The administration of an estate, which includes the execution of the will, occurs upon the death of the person named in the documents. It can be a very lengthy and stressful process for the surviving family members, especially if the decedent did not outline everything about their assets. Today, let’s take a look at what happens with a will after death in Florida.
Large estates will be required to go through probate upon the death of the creator. The assets of the estate are sent through probate by the court before anything can be distributed to the heirs listed in the will. There are some assets that are not subject to probate and they include life insurance policies, living trusts that hold property and property held via joint tenancy.
Before a will can be validated, it must meet a certain set of requirements, the first of which is that the creator (testator) did so when of sound mind and a legal adult at the time the will was written. The will must also be in writing. The testator is required to sign the will in front of witnesses and it must be notarized in order for it to be validated.

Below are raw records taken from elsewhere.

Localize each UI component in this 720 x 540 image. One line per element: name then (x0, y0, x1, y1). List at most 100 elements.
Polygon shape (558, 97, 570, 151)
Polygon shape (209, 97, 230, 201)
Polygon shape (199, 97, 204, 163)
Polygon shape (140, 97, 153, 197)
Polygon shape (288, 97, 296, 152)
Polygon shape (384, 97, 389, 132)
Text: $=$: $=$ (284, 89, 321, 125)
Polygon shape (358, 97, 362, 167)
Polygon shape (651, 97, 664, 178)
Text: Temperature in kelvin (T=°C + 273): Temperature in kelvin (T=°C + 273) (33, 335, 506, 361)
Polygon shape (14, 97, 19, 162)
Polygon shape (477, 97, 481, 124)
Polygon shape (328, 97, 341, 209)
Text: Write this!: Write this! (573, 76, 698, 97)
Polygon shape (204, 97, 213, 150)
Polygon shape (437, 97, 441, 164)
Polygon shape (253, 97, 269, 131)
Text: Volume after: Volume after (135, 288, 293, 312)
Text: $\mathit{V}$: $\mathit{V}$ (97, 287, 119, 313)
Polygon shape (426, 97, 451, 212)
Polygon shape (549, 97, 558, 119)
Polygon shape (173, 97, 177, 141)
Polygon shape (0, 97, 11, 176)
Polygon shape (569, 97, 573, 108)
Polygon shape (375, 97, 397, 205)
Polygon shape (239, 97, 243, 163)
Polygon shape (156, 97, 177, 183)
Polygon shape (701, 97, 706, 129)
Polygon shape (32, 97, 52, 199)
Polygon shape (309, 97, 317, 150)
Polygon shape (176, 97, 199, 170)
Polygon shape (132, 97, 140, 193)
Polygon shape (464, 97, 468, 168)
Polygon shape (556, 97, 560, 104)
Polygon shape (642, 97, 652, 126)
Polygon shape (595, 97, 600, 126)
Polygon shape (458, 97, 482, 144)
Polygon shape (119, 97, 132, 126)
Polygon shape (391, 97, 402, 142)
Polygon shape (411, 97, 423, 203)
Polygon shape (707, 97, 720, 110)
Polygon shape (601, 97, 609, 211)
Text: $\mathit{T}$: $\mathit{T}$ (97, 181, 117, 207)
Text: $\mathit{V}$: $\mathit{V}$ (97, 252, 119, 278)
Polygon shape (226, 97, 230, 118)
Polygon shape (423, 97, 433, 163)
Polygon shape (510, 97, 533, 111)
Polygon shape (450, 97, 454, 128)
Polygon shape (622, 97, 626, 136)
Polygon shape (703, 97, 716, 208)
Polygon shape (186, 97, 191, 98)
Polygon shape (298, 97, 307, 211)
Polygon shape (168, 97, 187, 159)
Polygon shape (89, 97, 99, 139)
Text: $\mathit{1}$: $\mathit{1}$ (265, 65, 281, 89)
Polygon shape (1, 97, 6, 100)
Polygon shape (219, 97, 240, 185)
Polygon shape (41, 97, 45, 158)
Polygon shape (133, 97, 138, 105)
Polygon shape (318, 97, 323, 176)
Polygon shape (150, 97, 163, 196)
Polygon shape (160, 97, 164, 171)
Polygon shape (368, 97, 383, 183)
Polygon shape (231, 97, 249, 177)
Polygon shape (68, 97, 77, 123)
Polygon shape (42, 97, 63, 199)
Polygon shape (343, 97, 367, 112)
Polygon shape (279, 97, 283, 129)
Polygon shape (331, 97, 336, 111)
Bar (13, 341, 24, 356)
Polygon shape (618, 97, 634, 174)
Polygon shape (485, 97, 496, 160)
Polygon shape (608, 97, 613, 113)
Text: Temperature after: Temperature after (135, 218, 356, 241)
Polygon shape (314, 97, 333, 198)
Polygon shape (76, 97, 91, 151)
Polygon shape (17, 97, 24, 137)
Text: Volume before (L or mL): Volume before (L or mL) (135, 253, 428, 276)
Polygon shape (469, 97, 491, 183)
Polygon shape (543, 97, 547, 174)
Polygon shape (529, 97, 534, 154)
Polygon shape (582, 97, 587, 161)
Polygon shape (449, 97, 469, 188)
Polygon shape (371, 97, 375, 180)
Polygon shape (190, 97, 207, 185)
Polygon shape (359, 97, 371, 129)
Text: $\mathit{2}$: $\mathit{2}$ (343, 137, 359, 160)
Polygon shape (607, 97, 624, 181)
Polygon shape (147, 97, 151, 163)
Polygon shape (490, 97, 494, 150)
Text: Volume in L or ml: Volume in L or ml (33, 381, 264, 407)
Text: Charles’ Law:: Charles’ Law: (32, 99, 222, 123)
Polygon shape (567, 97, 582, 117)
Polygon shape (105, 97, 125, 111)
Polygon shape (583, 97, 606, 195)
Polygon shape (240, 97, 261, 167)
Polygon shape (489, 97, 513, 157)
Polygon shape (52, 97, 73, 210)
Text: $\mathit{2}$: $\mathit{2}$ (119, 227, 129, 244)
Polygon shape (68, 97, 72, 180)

Anyone can legally challenge a will if they tend to disagree with what is written in it, but it doesn’t mean that the challenge will be approved. The surviving spouse also has a right know as the right of election. This allows the spouse to claim up to half of the estate if unsatisfied with it.
Now that you know what happens with a will after death you can begin to prepare yourself for what’s to come if you are a power of attorney or executor. These are two important legal designations that should never be taken lightly.